Seit einiger Zeit werden im Wohnungsbau deutlich häufiger Aufträge storniert als früher. 14,3 Prozent der Unternehmen berichteten in der aktuellen Umfrage davon. Wie hoch dieser Wert ist, zeigt der Vergleich mit den Jahren von 2012 bis 2019, als er kein einziges Mal über 3 Prozent kam. Und selbst auf dem Höhepunkt des Corona-Einbruchs 2020 war der Wert noch einstellig geblieben. Seit der ersten Jahreshälfte 2022 hat sich dies allerdings geändert.
»Das Neugeschäft leidet stark unter den deutlich höheren Zinsen und den gestiegenen Baukosten«, sagte Leiss. »Im Mittel sind die Auftragsbücher zwar immer noch gut gefüllt, aber etliche Unternehmen klagen bereits über einen Auftragsmangel.« Aktuell berichteten 23,4 Prozent der Unternehmen von einem Auftragsmangel.

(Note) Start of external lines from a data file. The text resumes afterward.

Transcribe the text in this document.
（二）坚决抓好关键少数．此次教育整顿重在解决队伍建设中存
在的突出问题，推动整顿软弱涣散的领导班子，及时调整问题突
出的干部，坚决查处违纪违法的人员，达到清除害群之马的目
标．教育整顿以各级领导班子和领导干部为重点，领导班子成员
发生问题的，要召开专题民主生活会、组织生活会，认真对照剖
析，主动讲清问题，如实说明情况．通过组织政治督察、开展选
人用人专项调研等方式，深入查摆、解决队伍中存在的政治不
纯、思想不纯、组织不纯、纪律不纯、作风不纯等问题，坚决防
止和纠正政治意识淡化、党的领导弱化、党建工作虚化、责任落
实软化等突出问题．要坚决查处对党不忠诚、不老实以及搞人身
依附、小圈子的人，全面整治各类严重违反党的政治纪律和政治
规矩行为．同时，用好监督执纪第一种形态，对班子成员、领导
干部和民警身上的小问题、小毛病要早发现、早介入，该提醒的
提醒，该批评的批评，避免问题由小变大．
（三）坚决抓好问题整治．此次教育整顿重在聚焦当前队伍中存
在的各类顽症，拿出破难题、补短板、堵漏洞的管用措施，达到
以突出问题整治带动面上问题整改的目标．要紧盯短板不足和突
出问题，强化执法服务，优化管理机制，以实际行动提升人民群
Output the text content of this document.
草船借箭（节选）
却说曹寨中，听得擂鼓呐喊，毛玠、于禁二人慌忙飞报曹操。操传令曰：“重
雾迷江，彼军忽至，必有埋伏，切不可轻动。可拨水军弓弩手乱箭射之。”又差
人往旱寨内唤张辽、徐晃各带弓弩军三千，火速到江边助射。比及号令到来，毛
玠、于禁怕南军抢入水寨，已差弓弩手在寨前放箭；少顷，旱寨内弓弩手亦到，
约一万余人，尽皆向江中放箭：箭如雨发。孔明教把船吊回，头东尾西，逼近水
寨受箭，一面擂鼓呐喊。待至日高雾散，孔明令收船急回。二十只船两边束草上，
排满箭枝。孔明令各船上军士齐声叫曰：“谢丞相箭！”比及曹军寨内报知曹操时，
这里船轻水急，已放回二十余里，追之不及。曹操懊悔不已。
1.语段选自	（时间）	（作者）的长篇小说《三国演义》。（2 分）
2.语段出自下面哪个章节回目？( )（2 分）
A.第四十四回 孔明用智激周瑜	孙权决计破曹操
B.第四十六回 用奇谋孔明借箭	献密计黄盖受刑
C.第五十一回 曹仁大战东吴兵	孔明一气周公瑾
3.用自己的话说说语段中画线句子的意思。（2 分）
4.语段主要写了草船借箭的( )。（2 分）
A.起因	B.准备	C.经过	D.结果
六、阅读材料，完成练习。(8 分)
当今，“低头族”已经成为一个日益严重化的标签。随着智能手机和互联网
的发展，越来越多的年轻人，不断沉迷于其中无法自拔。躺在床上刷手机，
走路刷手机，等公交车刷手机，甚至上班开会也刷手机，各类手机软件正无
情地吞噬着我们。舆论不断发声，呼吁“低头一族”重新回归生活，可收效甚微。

Vor einem Jahr waren es nur 9,5 Prozent.
Der Hauptgeschäftsführer des Hauptverbandes der Deutschen Bauindustrie, Tim-Oliver Müller, sieht die gestiegenen Zinsen als einen Grund für die Stornierungen. »Die Finanzierungen sind nicht mehr gesichert, Wohnungsbauprojekte werden einfach nicht mehr umgesetzt«, sagte er. Selbst wenn die Genehmigungen vorlägen, werde »einfach nicht mehr neugebaut«.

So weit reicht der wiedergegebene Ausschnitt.